Nous pouvons voir dans les Ecritures que le mot « connaître » ou « connaissance » est beaucoup utilisés et que cela ne fait jamais référence à une spéculation intellectuelle, philosophique ou religieuse. La parole de Dieu est une révélation à l'Homme de la personne et du dessein de Dieu, une sagesse qui est loin d'être humaine. La parole de Dieu est infaillible mais l'interprétation de la parole de Dieu peut-être faillible. Tout cela, le diable le sait et donne beaucoup d'effort à exploiter cette « niche ». Satan fait un travail permanent dans ce domaine en :
- Mettant en doute, puis à contester ce que Dieu dit ou a dit. En effet nous pouvons le voir dès le début de la création où Satan déclare à Eve «Est–ce vrai que Dieu vous a dit : Vous ne mangerai pas de tout arbre du jardin ? Gen. 3, 1 ». Nous connaissons la triste fin, Eve remet en question ce que Dieu avait dit et désobéi.

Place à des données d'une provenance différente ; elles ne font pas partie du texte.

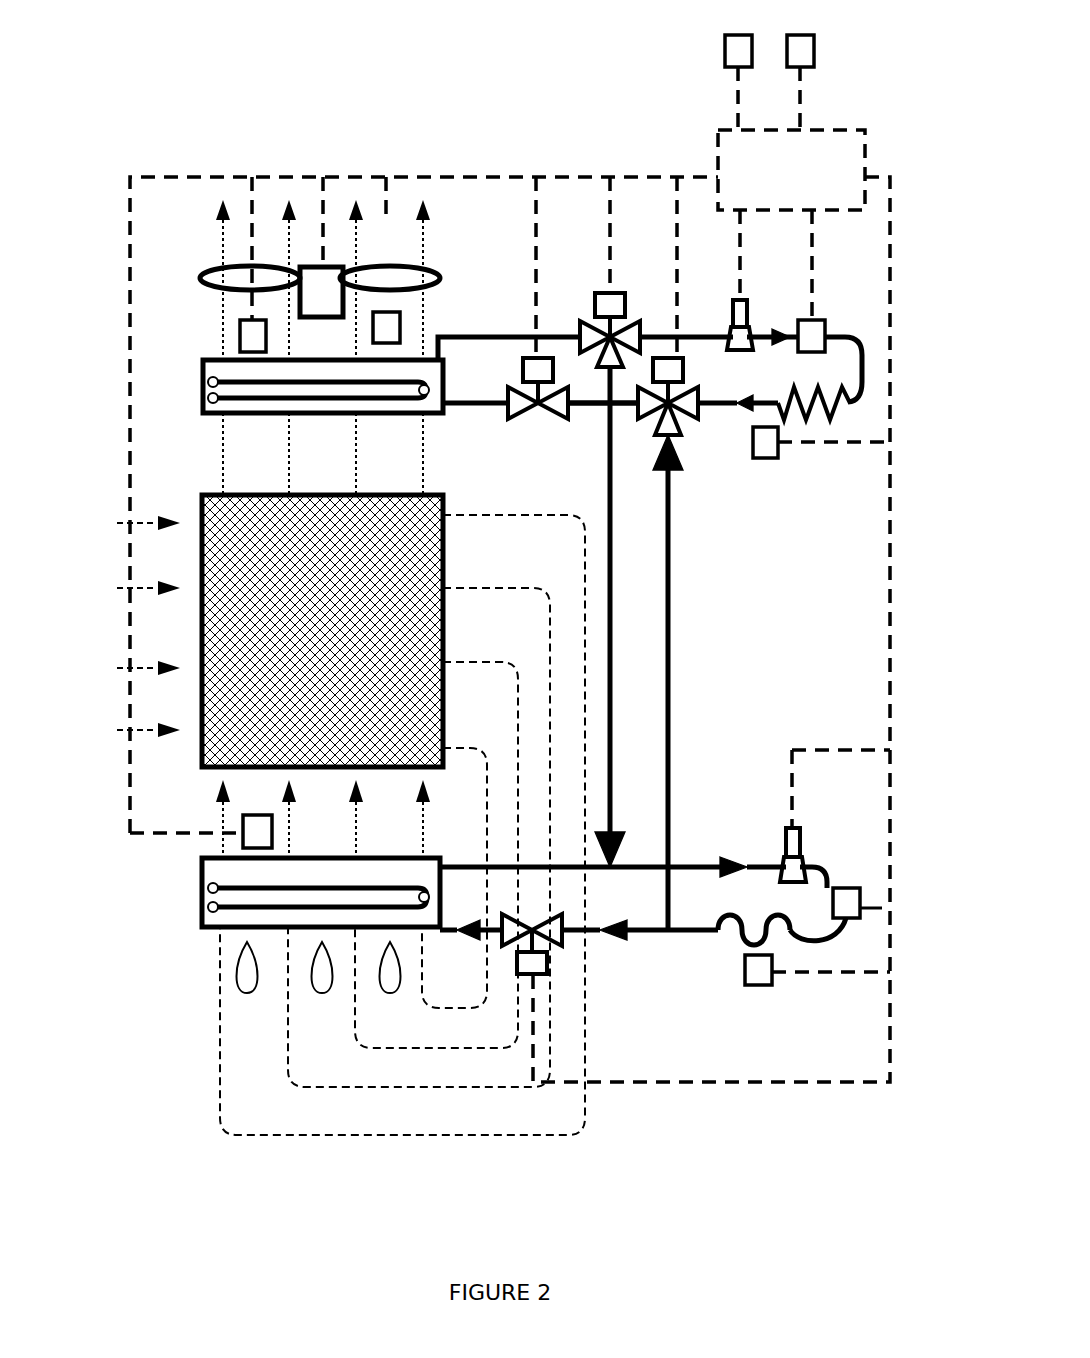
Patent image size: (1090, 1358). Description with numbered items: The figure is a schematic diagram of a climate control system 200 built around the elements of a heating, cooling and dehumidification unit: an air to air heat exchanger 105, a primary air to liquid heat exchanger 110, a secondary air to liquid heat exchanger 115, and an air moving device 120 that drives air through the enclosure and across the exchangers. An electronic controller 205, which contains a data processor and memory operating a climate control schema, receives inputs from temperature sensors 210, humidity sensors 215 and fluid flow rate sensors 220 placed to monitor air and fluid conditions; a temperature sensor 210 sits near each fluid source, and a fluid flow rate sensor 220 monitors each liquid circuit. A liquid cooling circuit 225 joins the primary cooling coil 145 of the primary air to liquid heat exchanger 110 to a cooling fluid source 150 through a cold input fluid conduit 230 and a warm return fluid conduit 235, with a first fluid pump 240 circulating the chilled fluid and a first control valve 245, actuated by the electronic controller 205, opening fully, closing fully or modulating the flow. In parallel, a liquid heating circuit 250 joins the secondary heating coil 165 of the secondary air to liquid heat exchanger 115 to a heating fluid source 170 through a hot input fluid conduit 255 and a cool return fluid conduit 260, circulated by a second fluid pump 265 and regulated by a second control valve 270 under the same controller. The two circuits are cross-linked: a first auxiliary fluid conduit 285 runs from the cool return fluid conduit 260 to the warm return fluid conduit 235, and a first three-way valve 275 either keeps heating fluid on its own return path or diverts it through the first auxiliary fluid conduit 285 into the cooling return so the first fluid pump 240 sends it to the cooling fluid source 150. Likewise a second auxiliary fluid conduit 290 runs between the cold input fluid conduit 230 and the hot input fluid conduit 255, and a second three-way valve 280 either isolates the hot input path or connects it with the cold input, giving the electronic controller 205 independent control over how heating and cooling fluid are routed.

The climate control system 200 is at (198, 70).
The air to air heat exchanger 105 is at (202, 632).
The primary air to liquid heat exchanger 110 is at (202, 892).
The secondary air to liquid heat exchanger 115 is at (203, 383).
The air moving device 120 is at (300, 293).
The primary cooling coil 145 is at (202, 912).
The cooling fluid source 150 is at (786, 930).
The secondary heating coil 165 is at (203, 407).
The heating fluid source 170 is at (850, 407).
The electronic controller 205 is at (791, 170).
The temperature sensor 210 is at (725, 52).
The humidity sensor 215 is at (814, 52).
The fluid flow rate sensor 220 is at (386, 312).
The liquid cooling circuit 225 is at (699, 835).
The cold input fluid conduit 230 is at (628, 934).
The warm return fluid conduit 235 is at (640, 855).
The first fluid pump 240 is at (788, 853).
The first control valve 245 is at (549, 975).
The liquid heating circuit 250 is at (715, 462).
The hot input fluid conduit 255 is at (585, 408).
The cool return fluid conduit 260 is at (488, 335).
The second fluid pump 265 is at (733, 308).
The second control valve 270 is at (523, 413).
The first three-way valve 275 is at (600, 293).
The second three-way valve 280 is at (664, 355).
The first auxiliary fluid conduit 285 is at (611, 665).
The second auxiliary fluid conduit 290 is at (672, 642).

- En déformant la parole par adjonction, par soustraction, par critique rationnelle et subjective, par accusation de faillibilité dans l'inspiration, d'errance dans la rédaction ou la transmission, par censure taxant l'Ecriture de « spéculation métaphysique » dépassé ou de littérature mythologique. Encore une fois une pouvons prendre un simple exemple pour appuyer ce point en se souvenant de Satan qui s'adresse à Eve et qui lui dit « Mais Dieu le sait bien, dès que vous… ».
- A en retrancher ce qu'il plairait à la raison, à la science, à l'expression, à la morale de situation. La sagesse de Dieu n'est pas la sagesse humaine, il y a une forte dichotomie entre ces deux et notre raison fait comme un tri de ce qui pourrait être réellement possible de ce qui parait exagéré.

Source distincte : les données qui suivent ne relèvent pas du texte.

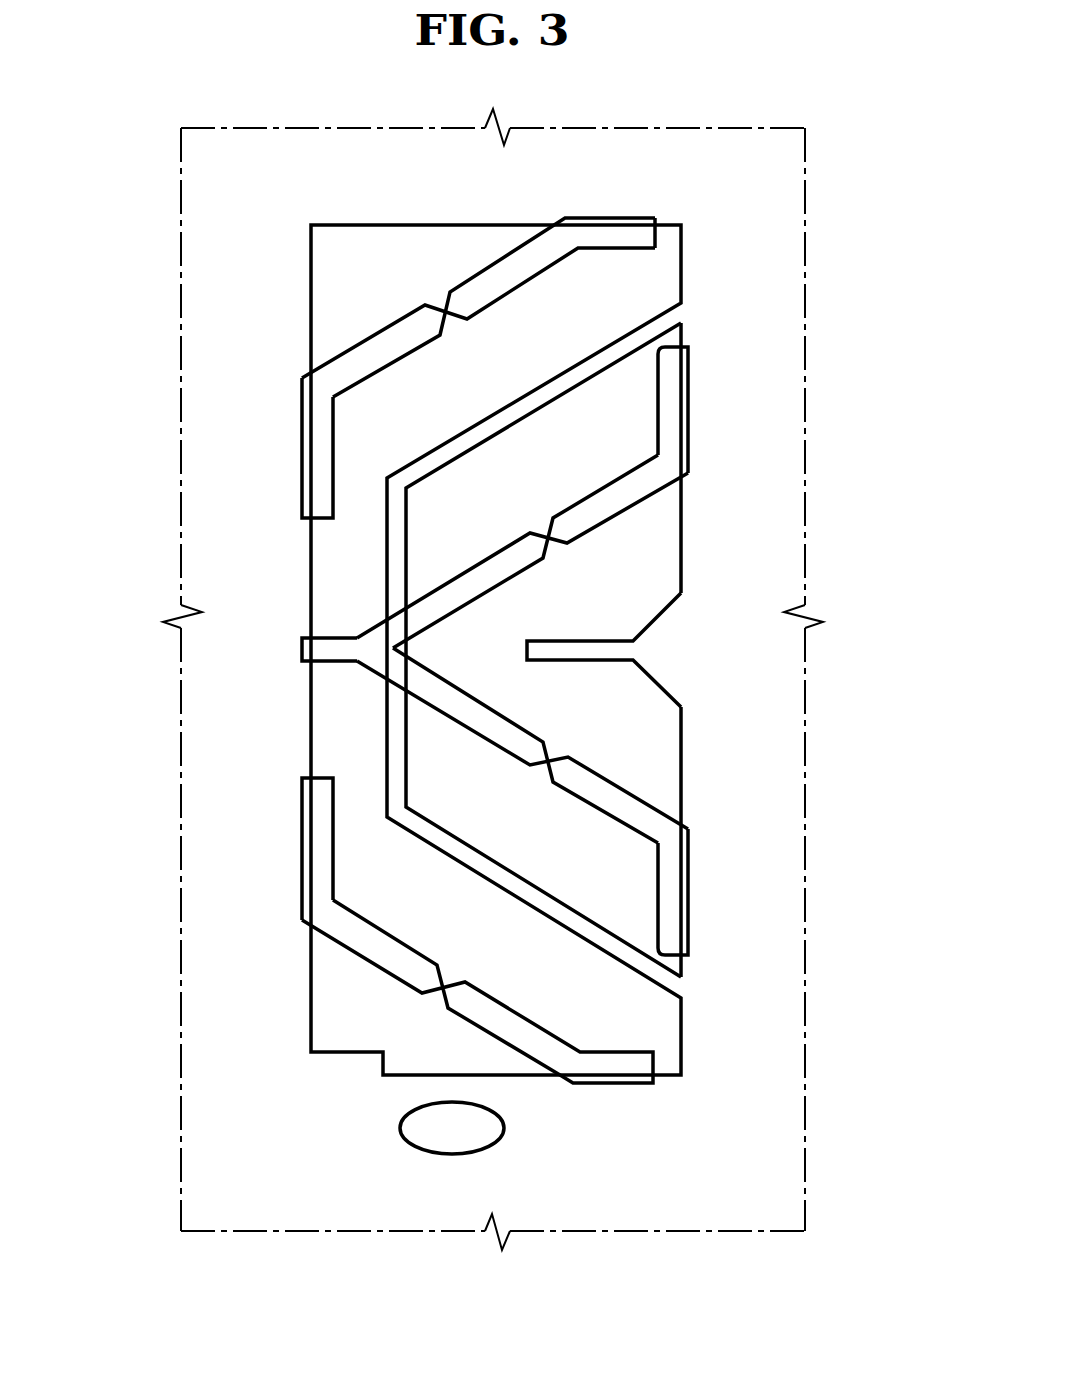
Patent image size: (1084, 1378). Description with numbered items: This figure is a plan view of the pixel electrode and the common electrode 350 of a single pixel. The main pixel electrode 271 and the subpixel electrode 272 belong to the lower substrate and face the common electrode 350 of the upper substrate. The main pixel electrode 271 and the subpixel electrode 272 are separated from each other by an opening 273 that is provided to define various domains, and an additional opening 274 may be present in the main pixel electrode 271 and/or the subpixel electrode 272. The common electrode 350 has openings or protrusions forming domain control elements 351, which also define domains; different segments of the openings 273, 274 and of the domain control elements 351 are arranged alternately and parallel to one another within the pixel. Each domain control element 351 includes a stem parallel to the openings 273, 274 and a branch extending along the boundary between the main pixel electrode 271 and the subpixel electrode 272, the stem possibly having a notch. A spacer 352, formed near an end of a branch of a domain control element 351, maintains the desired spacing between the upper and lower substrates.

The main pixel electrode 271 is at (325, 264).
The subpixel electrode 272 is at (420, 734).
The opening 273 is at (600, 378).
The additional opening 274 is at (657, 653).
The common electrode 350 is at (242, 1058).
The domain control element 351 is at (320, 369).
The spacer 352 is at (398, 1172).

- A la vider, si c'était possible et toutes les fois que faire ce peut, de son contenu historique et pragmatique.
- A la démystifier, telle une sagesse sémitique et gréco-romaine. Les miracles, par exemple, dérangent, tracassent et cela produit une rationalisation des choses dans un esprit complètement cartésien.
- A enlever des Ecritures la substance qui fait d'elles ce qu'elles sont en réalité : La Parole de Dieu.
Une question se pose donc : « Est-ce la Bible qui est scellé ou est-ce l'intelligence de ceux qui ne trouve pas d'intérêt à sa lecture ? » Esaïe répond en parlant d'un esprit de torpeur qui est à l'arrière-plan de cette cécité spirituelle (Esaïe 29, 9-12). L'apôtre Paul dit que cet esprit procède du « dieu de ce siècle (2 Co. 4, 4) ». « Quand nous nous laissons interpeller par cette tactique de l'adversaire et que nous nous concertons pour lui faire face, nous sommes amenés à une douloureuse constatation. Nous l'avons relevé plus haut : l'Ennemi n'a pas de liberté d'action que celle que nous lui concédons. Cette constatation nous fait discerner, là encore, le jeu subtil et persévérant de l'Ennemi de l'Eglise (Maurice Ray) » Nous comprenons donc que la vérité, tiré de la connaissance, affranchit alors que l'ignorance rend esclave et que cela offre à Satan un terrain d'action favorable.